The subcostal views are important in the identification of a case of ccTGA because they allow imaging of all chambers and vessels. From this position, the first clue to the presence of AV discordance may be the significant malalignment between the atrial and ventricular septa that occurs in this condition (Fig. 48.5).

In all cases, features that define the morphologic RV versus LV should be evaluated. These features include the relative apical displacement of the AV valve in the RV (exaggerated in the presence of an Ebstein-like malformation and absent in the presence of an AV septal defect or a large perimembranous inlet VSD), a trileaflet (tricuspid) versus a bileaflet (mitral) AV valve, septal attachments
of the TV, the presence of a moderator band in the RV, an irregular mural endocardial surface of the RV relative to the smooth endocardial surface of the LV, and a round or triangular shape to the right ventricular cavity versus an elongated or ellipsoidal shape to the left ventricular cavity. The subcostal four-chamber view is important in evaluating these features (Fig. 48.6; Video 48.2).
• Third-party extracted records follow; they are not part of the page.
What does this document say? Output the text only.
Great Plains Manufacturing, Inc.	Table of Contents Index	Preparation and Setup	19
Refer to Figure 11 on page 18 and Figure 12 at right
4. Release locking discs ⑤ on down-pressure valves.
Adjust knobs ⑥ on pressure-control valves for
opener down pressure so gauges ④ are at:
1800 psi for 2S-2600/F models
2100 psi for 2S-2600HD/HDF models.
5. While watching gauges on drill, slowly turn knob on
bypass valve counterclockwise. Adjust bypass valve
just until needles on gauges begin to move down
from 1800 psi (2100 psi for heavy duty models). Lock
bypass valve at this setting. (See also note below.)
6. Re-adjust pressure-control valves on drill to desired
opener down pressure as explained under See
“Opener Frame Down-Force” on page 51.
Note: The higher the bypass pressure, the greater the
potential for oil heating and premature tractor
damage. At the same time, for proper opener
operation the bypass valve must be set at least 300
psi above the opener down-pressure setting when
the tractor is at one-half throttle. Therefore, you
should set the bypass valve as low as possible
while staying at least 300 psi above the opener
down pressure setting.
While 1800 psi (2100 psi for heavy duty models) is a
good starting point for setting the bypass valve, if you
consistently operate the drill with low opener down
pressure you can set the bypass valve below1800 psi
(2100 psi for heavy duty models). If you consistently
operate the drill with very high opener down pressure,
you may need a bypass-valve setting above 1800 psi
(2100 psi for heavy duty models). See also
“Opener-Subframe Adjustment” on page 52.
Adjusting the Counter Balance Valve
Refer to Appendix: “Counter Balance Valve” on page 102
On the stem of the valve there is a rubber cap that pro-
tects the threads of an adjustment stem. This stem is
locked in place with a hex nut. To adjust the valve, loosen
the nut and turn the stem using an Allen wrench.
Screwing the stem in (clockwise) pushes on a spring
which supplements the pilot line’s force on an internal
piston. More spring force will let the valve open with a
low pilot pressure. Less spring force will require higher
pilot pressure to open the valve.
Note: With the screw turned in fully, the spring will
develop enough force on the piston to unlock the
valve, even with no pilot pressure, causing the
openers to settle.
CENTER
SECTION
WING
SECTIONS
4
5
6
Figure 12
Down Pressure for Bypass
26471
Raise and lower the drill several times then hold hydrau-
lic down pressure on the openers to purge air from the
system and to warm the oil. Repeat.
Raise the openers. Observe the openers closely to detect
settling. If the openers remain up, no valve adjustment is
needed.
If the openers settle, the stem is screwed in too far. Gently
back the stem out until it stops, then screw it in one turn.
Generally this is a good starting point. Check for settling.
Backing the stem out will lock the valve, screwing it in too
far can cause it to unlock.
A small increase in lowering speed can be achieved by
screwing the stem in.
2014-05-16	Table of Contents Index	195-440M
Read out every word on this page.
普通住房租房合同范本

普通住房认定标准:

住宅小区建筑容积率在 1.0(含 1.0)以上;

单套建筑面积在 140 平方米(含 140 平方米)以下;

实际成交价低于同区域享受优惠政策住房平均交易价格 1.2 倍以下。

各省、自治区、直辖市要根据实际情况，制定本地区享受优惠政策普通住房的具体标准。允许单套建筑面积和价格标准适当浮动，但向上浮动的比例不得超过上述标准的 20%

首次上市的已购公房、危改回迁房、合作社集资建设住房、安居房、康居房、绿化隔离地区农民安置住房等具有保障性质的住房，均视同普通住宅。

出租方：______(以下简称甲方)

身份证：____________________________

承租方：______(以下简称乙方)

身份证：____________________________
The long-axis views from the chest tend to be more vertically oriented than in the normal heart, and the two great arteries are seen to arise in parallel, confirming the presence of TGA. As the ventricular septum is often horizontally oriented in ccTGA, the long-axis views can be confusing, particularly in the presence of a large perimembranous inlet VSD. Nevertheless, the long-axis views are particularly important in establishing the mechanisms of possible outflow tract obstruction to either the aorta or PA (Fig. 48.7).